The banking industry says it needs the fees to recover revenue it will lose because of new federal government regulations taking effect Saturday that cap what they can charge merchants for debit-card transactions.
Bank of America, the largest U.S. bank by assets, disclosed the plan Thursday in a memo to its senior staff.
Several other large banks, including J.P. Morgan Chase & Co. and Wells Fargo & Co., are testing or plan to test similar fees.
New federal limits on debit-card "swipe fees" are expected to cost U.S. banks an estimated $6.6 billion annually in lost revenue.
The limits on debit-card swipe fees were finalized by the Federal Reserve Board in June. The new rules will cap at 24 cents the fee merchants pay banks each time a customer buys something with a debit card, down from the current average of 44 cents. The rules only apply to banks with $10 billion and more in assets.
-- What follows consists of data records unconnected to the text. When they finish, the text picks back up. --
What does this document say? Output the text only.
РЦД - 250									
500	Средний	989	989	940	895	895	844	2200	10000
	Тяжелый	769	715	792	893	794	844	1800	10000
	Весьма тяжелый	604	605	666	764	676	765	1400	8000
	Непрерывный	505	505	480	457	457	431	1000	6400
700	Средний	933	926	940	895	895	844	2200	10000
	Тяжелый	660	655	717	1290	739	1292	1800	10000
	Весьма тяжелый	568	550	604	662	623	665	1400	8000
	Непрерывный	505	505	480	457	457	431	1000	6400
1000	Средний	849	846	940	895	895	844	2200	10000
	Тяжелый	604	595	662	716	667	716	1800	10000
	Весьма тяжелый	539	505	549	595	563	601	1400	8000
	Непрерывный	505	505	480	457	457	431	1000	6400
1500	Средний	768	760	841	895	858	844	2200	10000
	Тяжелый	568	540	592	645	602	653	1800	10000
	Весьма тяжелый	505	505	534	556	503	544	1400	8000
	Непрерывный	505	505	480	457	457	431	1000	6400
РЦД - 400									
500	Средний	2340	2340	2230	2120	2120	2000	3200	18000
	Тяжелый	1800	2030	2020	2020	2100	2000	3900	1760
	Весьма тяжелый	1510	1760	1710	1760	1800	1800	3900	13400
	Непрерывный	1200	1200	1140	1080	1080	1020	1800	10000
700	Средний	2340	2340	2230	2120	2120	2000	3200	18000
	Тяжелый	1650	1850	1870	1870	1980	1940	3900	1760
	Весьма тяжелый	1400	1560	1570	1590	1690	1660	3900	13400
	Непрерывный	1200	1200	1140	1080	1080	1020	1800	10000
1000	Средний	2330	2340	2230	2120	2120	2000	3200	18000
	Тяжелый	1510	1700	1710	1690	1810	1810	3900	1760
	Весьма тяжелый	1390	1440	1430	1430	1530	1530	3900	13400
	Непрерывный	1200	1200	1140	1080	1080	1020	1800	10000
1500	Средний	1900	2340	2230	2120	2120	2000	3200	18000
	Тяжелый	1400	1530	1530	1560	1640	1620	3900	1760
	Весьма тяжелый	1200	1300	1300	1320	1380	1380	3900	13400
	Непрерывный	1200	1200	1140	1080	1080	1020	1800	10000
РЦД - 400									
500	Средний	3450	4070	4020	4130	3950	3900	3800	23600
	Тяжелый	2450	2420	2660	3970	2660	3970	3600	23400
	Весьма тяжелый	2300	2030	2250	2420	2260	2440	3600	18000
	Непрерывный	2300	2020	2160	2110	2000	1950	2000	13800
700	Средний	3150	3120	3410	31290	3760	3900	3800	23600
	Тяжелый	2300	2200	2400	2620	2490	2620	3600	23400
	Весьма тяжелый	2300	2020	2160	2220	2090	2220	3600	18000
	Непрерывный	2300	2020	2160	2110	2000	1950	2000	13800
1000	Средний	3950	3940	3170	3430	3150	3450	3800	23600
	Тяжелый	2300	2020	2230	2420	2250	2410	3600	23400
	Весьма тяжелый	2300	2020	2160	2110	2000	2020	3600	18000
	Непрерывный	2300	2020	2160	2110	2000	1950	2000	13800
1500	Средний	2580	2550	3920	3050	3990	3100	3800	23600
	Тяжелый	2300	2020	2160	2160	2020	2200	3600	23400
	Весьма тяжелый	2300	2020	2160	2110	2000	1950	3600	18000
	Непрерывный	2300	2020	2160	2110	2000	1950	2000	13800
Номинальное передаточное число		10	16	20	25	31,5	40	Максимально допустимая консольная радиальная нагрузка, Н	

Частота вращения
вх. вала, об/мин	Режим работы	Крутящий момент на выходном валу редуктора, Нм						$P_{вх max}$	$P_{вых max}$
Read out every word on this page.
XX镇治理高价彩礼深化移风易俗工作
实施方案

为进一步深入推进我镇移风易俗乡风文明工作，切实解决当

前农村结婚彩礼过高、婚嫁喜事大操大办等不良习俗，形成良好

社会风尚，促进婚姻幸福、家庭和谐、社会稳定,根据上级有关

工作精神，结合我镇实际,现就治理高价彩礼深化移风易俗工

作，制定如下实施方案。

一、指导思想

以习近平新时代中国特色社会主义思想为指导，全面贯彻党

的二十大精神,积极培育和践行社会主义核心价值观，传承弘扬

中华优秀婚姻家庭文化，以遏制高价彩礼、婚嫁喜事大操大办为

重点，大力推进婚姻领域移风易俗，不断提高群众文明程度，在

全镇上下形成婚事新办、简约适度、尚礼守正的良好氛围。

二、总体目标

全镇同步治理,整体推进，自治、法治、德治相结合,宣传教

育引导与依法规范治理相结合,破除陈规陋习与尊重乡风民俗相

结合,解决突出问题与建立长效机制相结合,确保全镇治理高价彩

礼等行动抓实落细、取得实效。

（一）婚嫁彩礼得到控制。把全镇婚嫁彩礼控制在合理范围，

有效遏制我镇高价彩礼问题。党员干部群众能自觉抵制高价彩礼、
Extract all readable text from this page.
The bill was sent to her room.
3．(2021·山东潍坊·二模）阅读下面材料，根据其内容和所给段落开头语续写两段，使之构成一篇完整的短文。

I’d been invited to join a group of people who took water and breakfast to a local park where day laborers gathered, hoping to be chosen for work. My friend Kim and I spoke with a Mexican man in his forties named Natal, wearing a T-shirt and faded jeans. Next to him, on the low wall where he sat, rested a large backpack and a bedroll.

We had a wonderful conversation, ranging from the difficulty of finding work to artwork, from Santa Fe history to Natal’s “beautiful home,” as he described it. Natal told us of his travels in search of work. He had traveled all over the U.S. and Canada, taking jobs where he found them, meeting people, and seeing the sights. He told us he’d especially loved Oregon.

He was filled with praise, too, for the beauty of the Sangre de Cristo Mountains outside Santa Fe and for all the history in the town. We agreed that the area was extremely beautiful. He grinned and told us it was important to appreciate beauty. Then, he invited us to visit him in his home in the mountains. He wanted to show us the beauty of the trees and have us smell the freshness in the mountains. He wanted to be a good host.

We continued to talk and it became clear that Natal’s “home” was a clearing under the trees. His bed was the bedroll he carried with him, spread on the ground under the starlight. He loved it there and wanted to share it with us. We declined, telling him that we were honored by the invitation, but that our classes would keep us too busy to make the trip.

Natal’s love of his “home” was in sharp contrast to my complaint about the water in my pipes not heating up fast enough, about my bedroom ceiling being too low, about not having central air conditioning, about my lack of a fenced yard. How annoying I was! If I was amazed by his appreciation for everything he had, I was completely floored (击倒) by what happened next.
Bank of America has said it expects the caps, which the industry lobbied against for months, to erase $2 billion in revenue annually.
U.S. Sen. Dick Durbin (D-Ill.), who championed the legislative provision that led to the caps, said in a prepared statement: "After years of raking in excess profits off an unfair and anticompetitive interchange system, Bank of America is trying to find new ways to pad their profits by sticking it to its customers. It’s overt, unfair, and I hope their customers have the final say."